Tolling Due to “Adjudicated Incompetent” Requires That There Was Judicial Intervention

In 2011, the Tennessee legislature amended Tenn. Code. Ann. § 28-1-106 regarding tolling of statutes of limitations, replacing the language “of unsound mind” and “after the removal of such disability” with “adjudicated incompetent” and “after legal rights are restored.” The current version of the statute reads:

If the person entitled to commence an action is, at the time the cause of action accrued, either under eighteen (18) years of age, or adjudicated incompetent, such person, or such person’s representatives and privies, as the case may be, may commence the action, after legal rights are restored, within the time of limitation for the particular cause of action, unless it exceeds three (3) years, and in that case within three (3) years from restoration of legal rights.

Recently, the Tennessee Court of Appeals analyzed the meaning of this language change, marking the first time a state court has interpreted the new terms.


In Johnson v. UHS of Lakeside, LLC, No. W2015-01022-COA-R3-CV (Tenn. Ct. App. Dec. 23, 2015), plaintiff filed an HCLA claim related to her late husband’s fall at defendant’s facility. It was uncontested that she gave pre-suit notice more than one year after the cause of action accrued, and that she filed the complaint more than one year and 120 days after the same. Defendant moved to dismiss the claim based on the statute of limitations. Plaintiff opposed the motion on the basis that her husband met the criteria of § 28-1-106 and that the statute of limitations was thus tolled. The trial court dismissed the action, and the Court of Appeals affirmed.

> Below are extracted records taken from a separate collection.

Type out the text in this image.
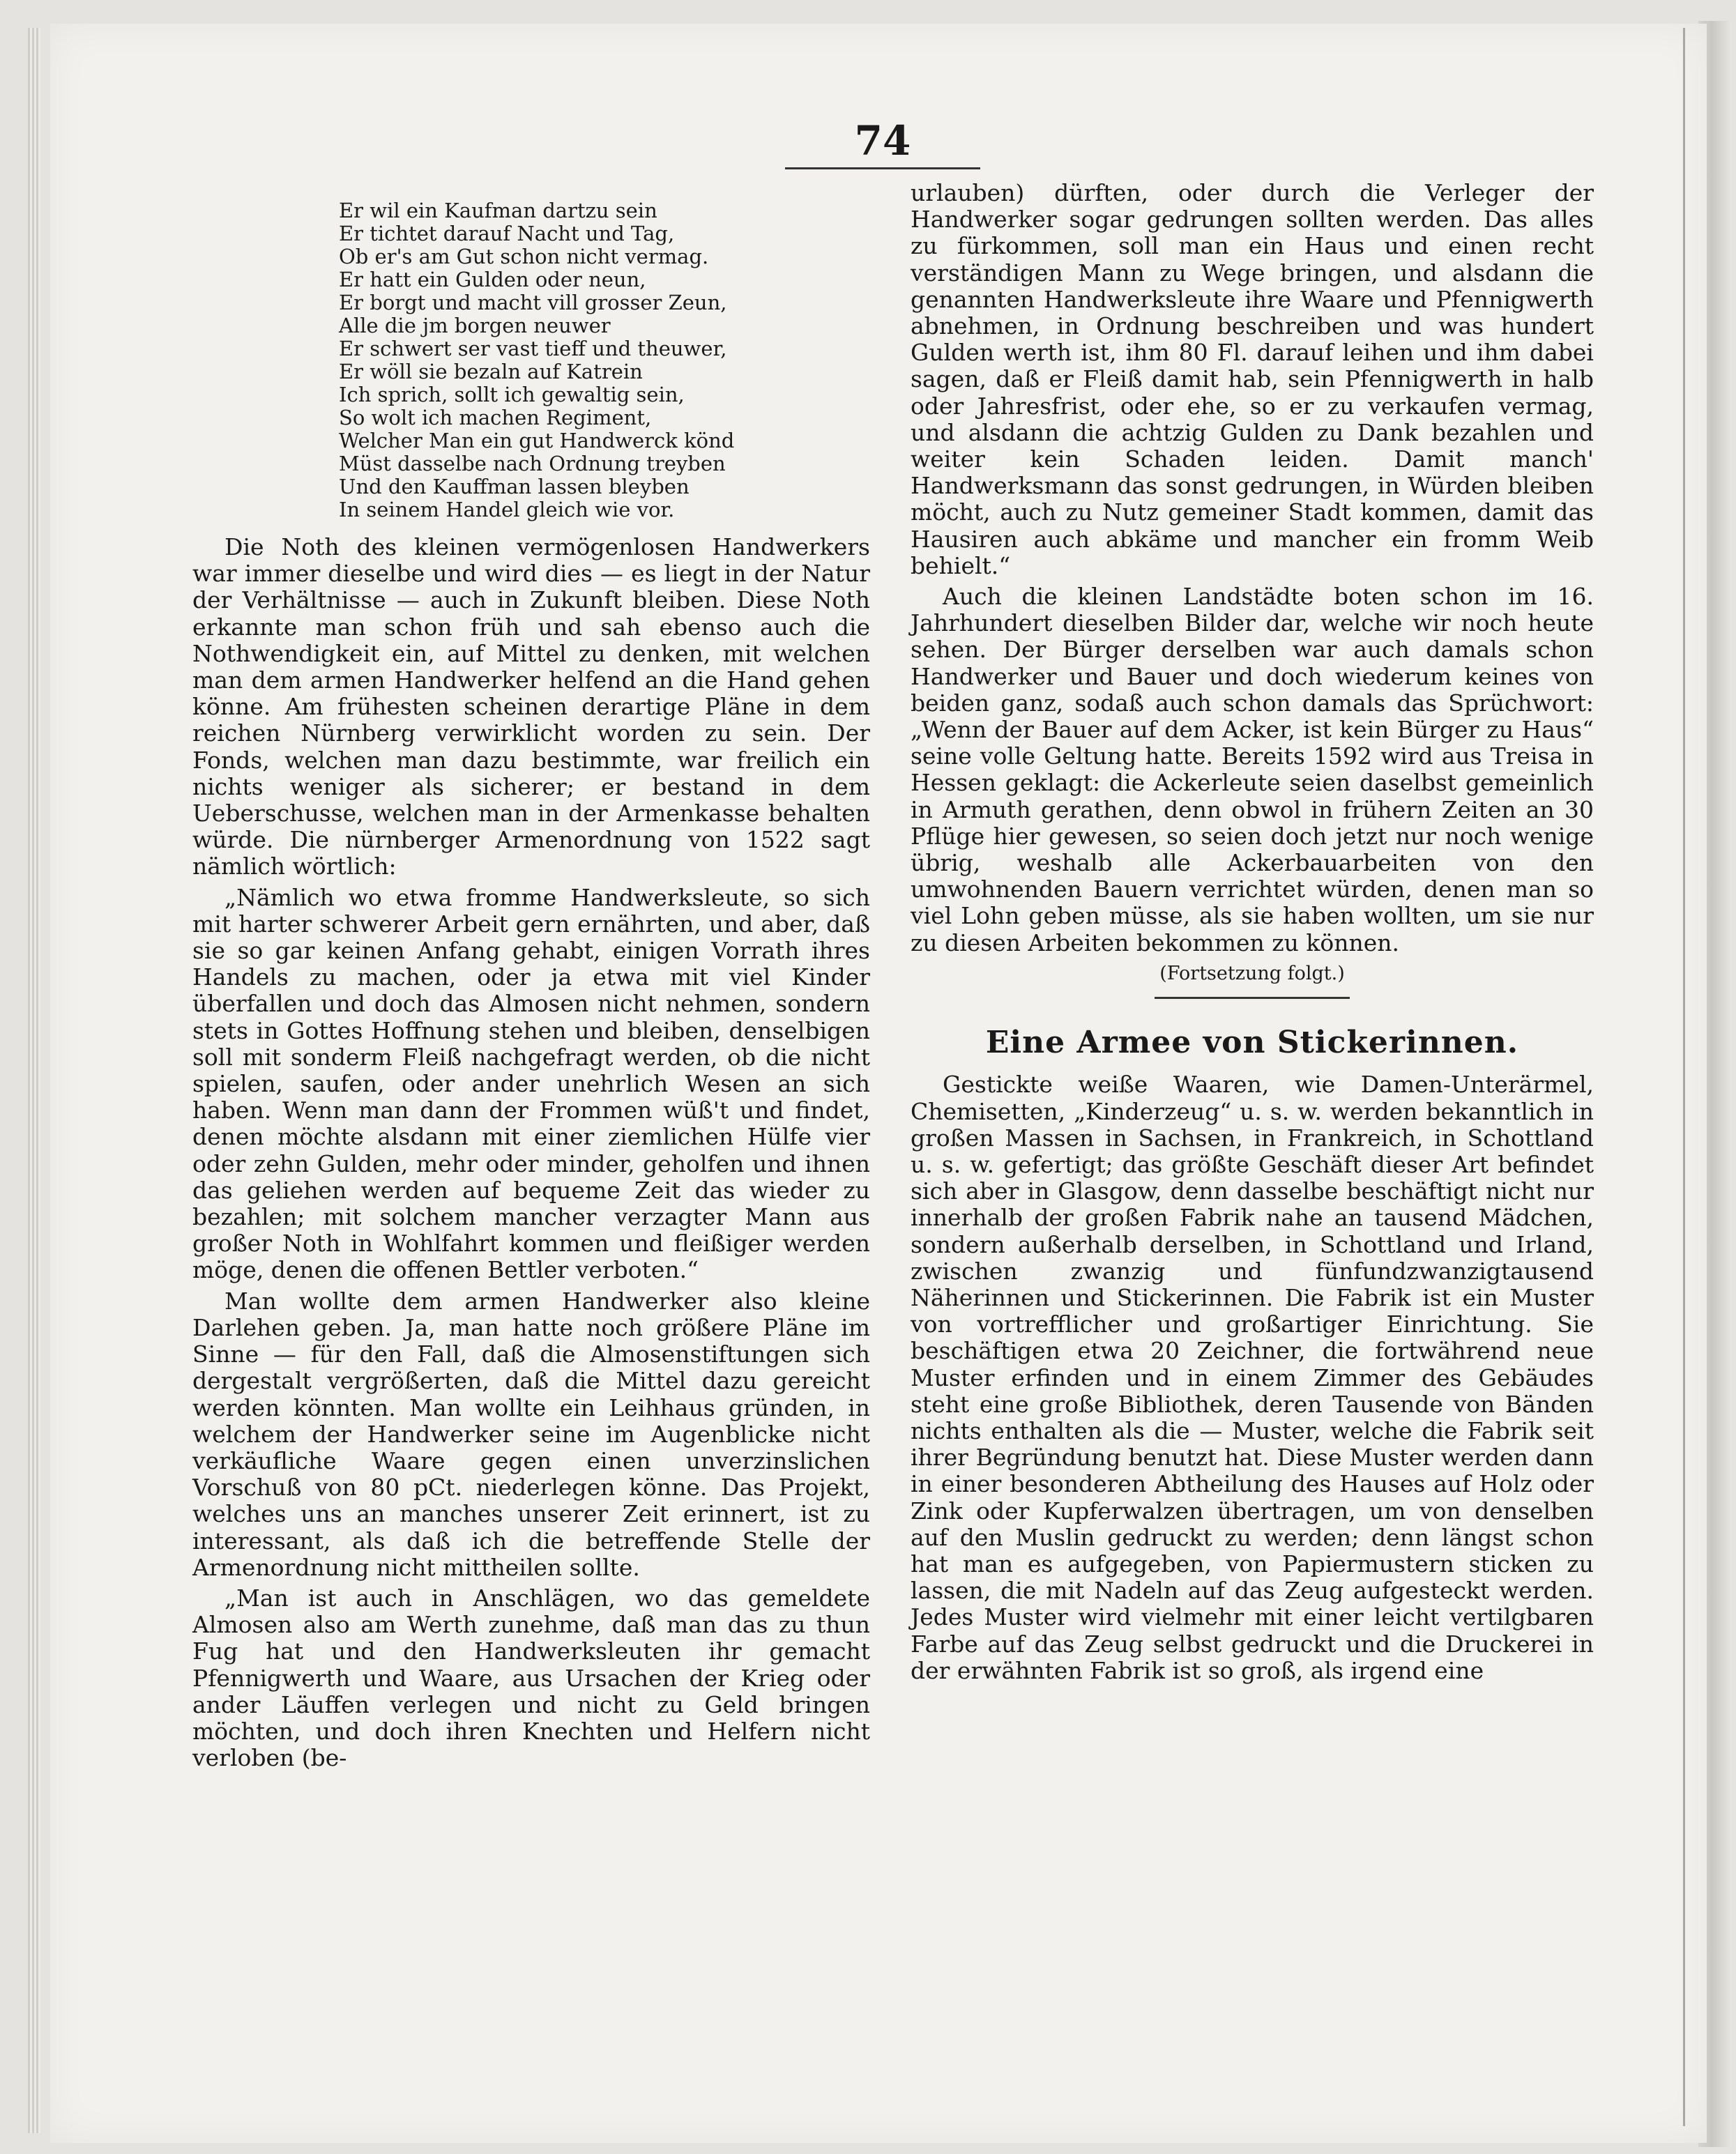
74
Er wil ein Kaufman dartzu sein
Er tichtet darauf Nacht und Tag,
Ob er's am Gut schon nicht vermag.
Er hatt ein Gulden oder neun,
Er borgt und macht vill grosser Zeun,
Alle die jm borgen neuwer
Er schwert ser vast tieff und theuwer,
Er wöll sie bezaln auf Katrein
Ich sprich, sollt ich gewaltig sein,
So wolt ich machen Regiment,
Welcher Man ein gut Handwerck könd
Müst dasselbe nach Ordnung treyben
Und den Kauffman lassen bleyben
In seinem Handel gleich wie vor.

Die Noth des kleinen vermögenlosen Handwerkers war immer dieselbe und wird dies — es liegt in der Natur der Verhältnisse — auch in Zukunft bleiben. Diese Noth erkannte man schon früh und sah ebenso auch die Nothwendigkeit ein, auf Mittel zu denken, mit welchen man dem armen Handwerker helfend an die Hand gehen könne. Am frühesten scheinen derartige Pläne in dem reichen Nürnberg verwirklicht worden zu sein. Der Fonds, welchen man dazu bestimmte, war freilich ein nichts weniger als sicherer; er bestand in dem Ueberschusse, welchen man in der Armenkasse behalten würde. Die nürnberger Armenordnung von 1522 sagt nämlich wörtlich:

„Nämlich wo etwa fromme Handwerksleute, so sich mit harter schwerer Arbeit gern ernährten, und aber, daß sie so gar keinen Anfang gehabt, einigen Vorrath ihres Handels zu machen, oder ja etwa mit viel Kinder überfallen und doch das Almosen nicht nehmen, sondern stets in Gottes Hoffnung stehen und bleiben, denselbigen soll mit sonderm Fleiß nachgefragt werden, ob die nicht spielen, saufen, oder ander unehrlich Wesen an sich haben. Wenn man dann der Frommen wüß't und findet, denen möchte alsdann mit einer ziemlichen Hülfe vier oder zehn Gulden, mehr oder minder, geholfen und ihnen das geliehen werden auf bequeme Zeit das wieder zu bezahlen; mit solchem mancher verzagter Mann aus großer Noth in Wohlfahrt kommen und fleißiger werden möge, denen die offenen Bettler verboten.“

Man wollte dem armen Handwerker also kleine Darlehen geben. Ja, man hatte noch größere Pläne im Sinne — für den Fall, daß die Almosenstiftungen sich dergestalt vergrößerten, daß die Mittel dazu gereicht werden könnten. Man wollte ein Leihhaus gründen, in welchem der Handwerker seine im Augenblicke nicht verkäufliche Waare gegen einen unverzinslichen Vorschuß von 80 pCt. niederlegen könne. Das Projekt, welches uns an manches unserer Zeit erinnert, ist zu interessant, als daß ich die betreffende Stelle der Armenordnung nicht mittheilen sollte.

„Man ist auch in Anschlägen, wo das gemeldete Almosen also am Werth zunehme, daß man das zu thun Fug hat und den Handwerksleuten ihr gemacht Pfennigwerth und Waare, aus Ursachen der Krieg oder ander Läuffen verlegen und nicht zu Geld bringen möchten, und doch ihren Knechten und Helfern nicht verloben (be-

urlauben) dürften, oder durch die Verleger der Handwerker sogar gedrungen sollten werden. Das alles zu fürkommen, soll man ein Haus und einen recht verständigen Mann zu Wege bringen, und alsdann die genannten Handwerksleute ihre Waare und Pfennigwerth abnehmen, in Ordnung beschreiben und was hundert Gulden werth ist, ihm 80 Fl. darauf leihen und ihm dabei sagen, daß er Fleiß damit hab, sein Pfennigwerth in halb oder Jahresfrist, oder ehe, so er zu verkaufen vermag, und alsdann die achtzig Gulden zu Dank bezahlen und weiter kein Schaden leiden. Damit manch' Handwerksmann das sonst gedrungen, in Würden bleiben möcht, auch zu Nutz gemeiner Stadt kommen, damit das Hausiren auch abkäme und mancher ein fromm Weib behielt.“

Auch die kleinen Landstädte boten schon im 16. Jahrhundert dieselben Bilder dar, welche wir noch heute sehen. Der Bürger derselben war auch damals schon Handwerker und Bauer und doch wiederum keines von beiden ganz, sodaß auch schon damals das Sprüchwort: „Wenn der Bauer auf dem Acker, ist kein Bürger zu Haus“ seine volle Geltung hatte. Bereits 1592 wird aus Treisa in Hessen geklagt: die Ackerleute seien daselbst gemeinlich in Armuth gerathen, denn obwol in frühern Zeiten an 30 Pflüge hier gewesen, so seien doch jetzt nur noch wenige übrig, weshalb alle Ackerbauarbeiten von den umwohnenden Bauern verrichtet würden, denen man so viel Lohn geben müsse, als sie haben wollten, um sie nur zu diesen Arbeiten bekommen zu können.

(Fortsetzung folgt.)

Eine Armee von Stickerinnen.

Gestickte weiße Waaren, wie Damen-Unterärmel, Chemisetten, „Kinderzeug“ u. s. w. werden bekanntlich in großen Massen in Sachsen, in Frankreich, in Schottland u. s. w. gefertigt; das größte Geschäft dieser Art befindet sich aber in Glasgow, denn dasselbe beschäftigt nicht nur innerhalb der großen Fabrik nahe an tausend Mädchen, sondern außerhalb derselben, in Schottland und Irland, zwischen zwanzig und fünfundzwanzigtausend Näherinnen und Stickerinnen. Die Fabrik ist ein Muster von vortrefflicher und großartiger Einrichtung. Sie beschäftigen etwa 20 Zeichner, die fortwährend neue Muster erfinden und in einem Zimmer des Gebäudes steht eine große Bibliothek, deren Tausende von Bänden nichts enthalten als die — Muster, welche die Fabrik seit ihrer Begründung benutzt hat. Diese Muster werden dann in einer besonderen Abtheilung des Hauses auf Holz oder Zink oder Kupferwalzen übertragen, um von denselben auf den Muslin gedruckt zu werden; denn längst schon hat man es aufgegeben, von Papiermustern sticken zu lassen, die mit Nadeln auf das Zeug aufgesteckt werden. Jedes Muster wird vielmehr mit einer leicht vertilgbaren Farbe auf das Zeug selbst gedruckt und die Druckerei in der erwähnten Fabrik ist so groß, als irgend eine
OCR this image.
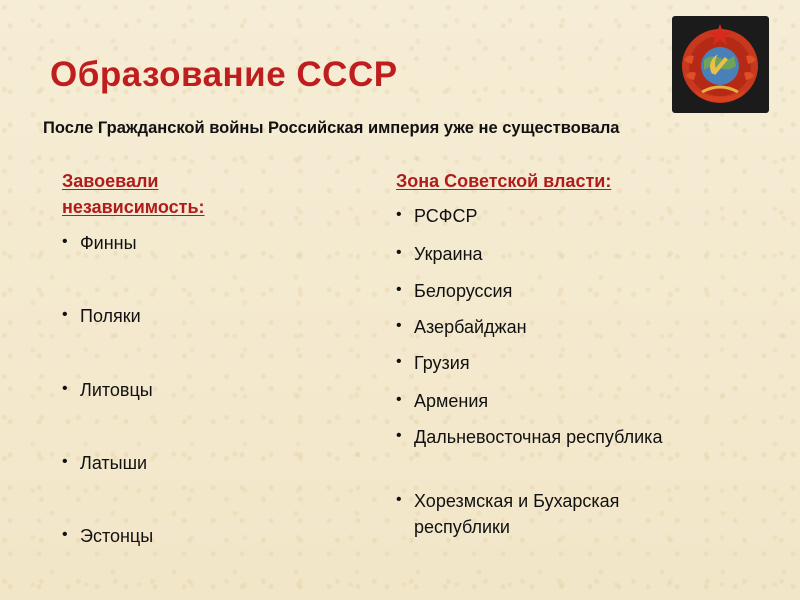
Образование СССР

После Гражданской войны Российская империя уже не существовала

Завоевали независимость:
Зона Советской власти:
• Финны
• Поляки
• Литовцы
• Латыши
• Эстонцы
• РСФСР
• Украина
• Белоруссия
• Азербайджан
• Грузия
• Армения
• Дальневосточная республика
• Хорезмская и Бухарская республики
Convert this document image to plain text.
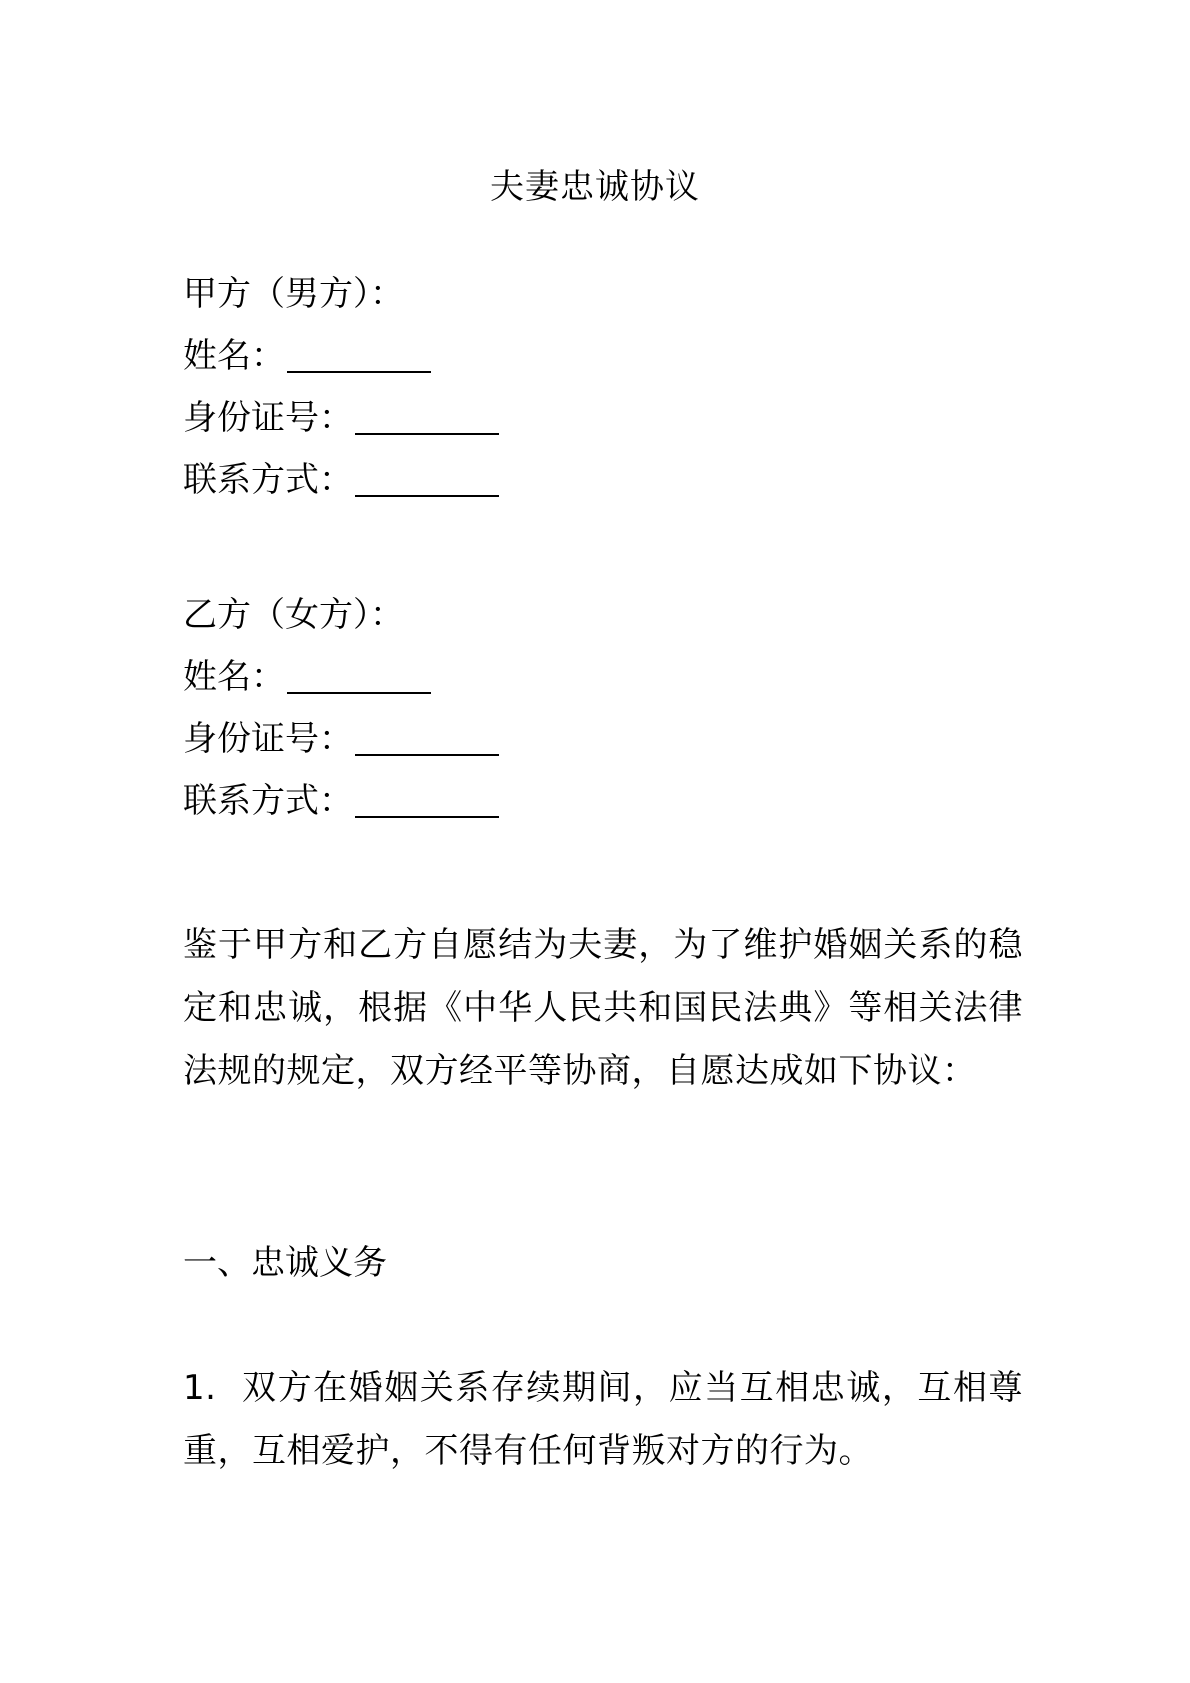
夫妻忠诚协议
甲方（男方）：
姓名：
身份证号：
联系方式：
乙方（女方）：
姓名：
身份证号：
联系方式：
鉴于甲方和乙方自愿结为夫妻，为了维护婚姻关系的稳定和忠诚，根据《中华人民共和国民法典》等相关法律法规的规定，双方经平等协商，自愿达成如下协议：
一、忠诚义务
1. 双方在婚姻关系存续期间，应当互相忠诚，互相尊重，互相爱护，不得有任何背叛对方的行为。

Plaintiff’s husband had been involuntarily admitted to defendant’s facility on July 20, 2012, with a licensed clinical social worker executing a “Certificate of Need for Emergency Involuntary Admission” prior to his admission. The next day, a doctor at the facility executed a second “Certificate of Need.” Both of these documents provided that husband was “confused, disoriented, aggressive towards his wife, unable to take care of basic needs, tried to choke wife, poor insight and judgment, history of dementia, dangerous to self and others.” On July 23rd, “the Shelby County General Sessions Court entered an Order Admitting [Husband] for Emergency Diagnosis and Treatment.” The General Sessions Court ordered that a probable cause hearing take place four days later, but that hearing never occurred.


Plaintiff’s husband’s fall occurred on July 21, 2012, when he became agitated when an employee tried to take his blood pressure. After his fall, he was transferred to a hospital and then a rehabilitation center, and he eventually returned home. In October 2012, plaintiff petitioned the Shelby County Probate Court to be appointed conservator over her husband’s person and property, and her petition was granted in November. Plaintiff’s husband died soon thereafter.


Plaintiff argued that the statute of limitations for her husband’s claim was tolled, asserting that the test the Tennessee Supreme Court had previously laid out for whether a person was of “unsound mind” was the “same analysis this Court should apply to the statute’s post-amendment use of ‘adjudicated incompetent.’” The Court, however, rejected this argument. Although the term “adjudicated incompetent” is not defined in the statute, the Court found that other language used in this section clarified its meaning:

Specifically, the statute provides that the plaintiff may commence the action ‘after legal rights are restored[.]…[T]he term adjudicated incompetent must be read in conjunction with the other parts of the statute that clearly contemplate a loss and restoration of ‘legal rights.’ Undoubtedly, it is the courts, rather than physicians, who can adjudicate an individual’s legal rights.

Accordingly, the Court held that “the statutory language clearly contemplates that judicial intervention is necessary in order for an individual to be adjudicated incompetent.” Further, the Court noted that Tennessee law requires that, in order to take advantage of a disability for tolling purposes, the disability must have existed when the cause of action accrued.

In the present matter, before the fall occurred the only “findings” made regarding husband were the Certificates of Need completed by a social worker and a doctor. The first court order in this matter was the admission summary signed by the general sessions judge, and that was not entered until two days after the fall. Even if this document had constituted an adjudication of incompetence, which the Court did not decide, it was not in place at the time the cause of action accrued, and the claim related to the fall was accordingly not tolled.

While this unfortunately left plaintiff without a way to have her claim heard, it was the correct result in this case. The legislature changed the language of the tolling statute—clearly they intended for a different test to be applied to determine when a statute of limitations should be tolled due to incompetence. While the Supreme Court has not yet addressed this revised statute, Tennessee lawyers should heed this holding and plan their filings in accordance with this new, more stringent (an, in my view, unfair)  standard.